Courtesy of Brendan Schweda

Brooklynites can let their imaginations run wild on March 21 when a colorful collection of marionettes and papier-mâché figures come to life at the virtual “Puppets Come Home” puppet slam hosted in honor of World Puppetry Day, said the event’s organizer. 

“There’s going to be different styles — some hand puppets, some Italian marionettes, stop motion,” said Brendan Schweda, the producer of the show and a regional director for the non-profit Puppeteers of America.

The international puppet show, hosted by Coney Island USA, will feature performances from Kenya, Costa Rica, Turkey, Chile, Israel, Thailand, and beyond, with each skit employing a different medium, like masks and stop motion video.

puppet show
Turkish puppeteer Duygu Bayar Ekren will perform a skit during the March 21 puppetry slam.Courtesy of Brendan Schweda

The performances will also cover a variety of topics ranging from silly to serious. One skit stars a character doing a circus routine on a bike, while another will depict the life cycle of an ant colony, the organizer said.
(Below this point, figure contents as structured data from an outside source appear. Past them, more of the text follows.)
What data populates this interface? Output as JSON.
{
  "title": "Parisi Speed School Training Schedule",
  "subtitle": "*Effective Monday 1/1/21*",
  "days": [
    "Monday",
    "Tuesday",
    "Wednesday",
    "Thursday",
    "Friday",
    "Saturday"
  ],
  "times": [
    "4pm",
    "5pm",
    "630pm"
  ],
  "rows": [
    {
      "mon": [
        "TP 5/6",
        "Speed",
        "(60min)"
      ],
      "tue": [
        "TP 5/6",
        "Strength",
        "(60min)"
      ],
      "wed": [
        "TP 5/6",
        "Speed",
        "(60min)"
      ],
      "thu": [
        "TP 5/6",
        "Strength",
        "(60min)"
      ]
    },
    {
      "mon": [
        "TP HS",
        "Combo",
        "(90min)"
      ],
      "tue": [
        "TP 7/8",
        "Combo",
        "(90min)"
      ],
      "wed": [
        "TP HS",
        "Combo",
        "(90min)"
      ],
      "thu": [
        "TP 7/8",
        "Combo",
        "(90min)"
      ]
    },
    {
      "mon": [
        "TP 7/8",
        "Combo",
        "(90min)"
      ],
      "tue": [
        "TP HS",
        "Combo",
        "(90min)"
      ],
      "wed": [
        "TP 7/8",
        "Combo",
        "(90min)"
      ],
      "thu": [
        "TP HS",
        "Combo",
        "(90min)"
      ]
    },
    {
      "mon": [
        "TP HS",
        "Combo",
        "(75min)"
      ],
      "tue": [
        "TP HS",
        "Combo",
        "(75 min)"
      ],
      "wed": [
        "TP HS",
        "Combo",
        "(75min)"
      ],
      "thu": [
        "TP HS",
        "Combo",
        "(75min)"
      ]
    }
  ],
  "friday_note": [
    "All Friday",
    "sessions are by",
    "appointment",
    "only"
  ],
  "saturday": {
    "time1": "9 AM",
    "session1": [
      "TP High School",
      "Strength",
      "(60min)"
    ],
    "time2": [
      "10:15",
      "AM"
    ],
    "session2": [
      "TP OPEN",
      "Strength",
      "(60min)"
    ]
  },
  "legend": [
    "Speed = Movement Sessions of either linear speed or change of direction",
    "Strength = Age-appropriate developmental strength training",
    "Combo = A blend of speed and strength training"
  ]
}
“[It’s about] how they deal with members of their community passing, how they move on,” Schweda said. “You see a cycle of life that’s not too different from what we go through”

The puppet show will also feature an informal tour of the Coney Island USA building — where the art organization has its museum, the sideshow theater, and the “freak bar” — as well as a discussion with Paul Zaloom, an actor and puppeteer who performed with the famous troupe, Bread and Puppet.
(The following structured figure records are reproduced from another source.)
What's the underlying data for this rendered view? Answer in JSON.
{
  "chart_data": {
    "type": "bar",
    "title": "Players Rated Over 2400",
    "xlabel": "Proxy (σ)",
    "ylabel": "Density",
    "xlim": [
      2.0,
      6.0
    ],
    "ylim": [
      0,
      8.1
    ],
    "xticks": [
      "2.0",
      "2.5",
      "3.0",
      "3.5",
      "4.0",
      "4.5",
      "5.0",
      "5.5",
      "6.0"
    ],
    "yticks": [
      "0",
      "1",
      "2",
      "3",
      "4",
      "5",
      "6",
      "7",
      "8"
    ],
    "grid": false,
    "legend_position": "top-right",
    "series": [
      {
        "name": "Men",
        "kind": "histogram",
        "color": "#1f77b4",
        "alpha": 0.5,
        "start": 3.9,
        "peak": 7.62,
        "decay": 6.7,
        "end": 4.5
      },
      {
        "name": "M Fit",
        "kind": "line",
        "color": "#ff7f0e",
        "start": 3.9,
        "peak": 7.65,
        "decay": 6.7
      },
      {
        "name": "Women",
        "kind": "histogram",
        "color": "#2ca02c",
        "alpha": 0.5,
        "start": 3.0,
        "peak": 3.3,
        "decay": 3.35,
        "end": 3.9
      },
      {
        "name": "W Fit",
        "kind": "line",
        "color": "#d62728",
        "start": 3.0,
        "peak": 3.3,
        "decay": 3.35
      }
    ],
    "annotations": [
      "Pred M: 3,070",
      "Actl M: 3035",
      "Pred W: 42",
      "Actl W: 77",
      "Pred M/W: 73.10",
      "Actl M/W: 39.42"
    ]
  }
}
The “adults only” show, which will broadcast at 9 pm on Coney Island USA’s website, comes as part of a century-long tradition of puppetry in Coney Island, Schweda said.

puppet show
A skit by Thai puppeteer Puppets by Jae will shed light on the life cycle of ants.Courtesy of Brendan Schweda

Puppets first came to the People’s Playground in the mid- to late-1800s in the form of the popular slapstick puppet routine Punch and Judy, which began in England in the 17th century.

As the times evolved, so did the puppetry. By the early 1970s, Bread and Puppet was putting on avant-garde puppet shows tackling political themes that used large, papier-mâché puppets inside its short-lived Surf Avenue theater.

Schweda said that “Puppets Come Home” — a series he’s hosted with Coney Island USA since 2018 — aims to continue Bread and Puppet’s Coney Island legacy by showcasing puppetry innovation from around the world.

My main motivation is to produce these works and get people out there and give cutting-edge new puppeteers a platform,” he said.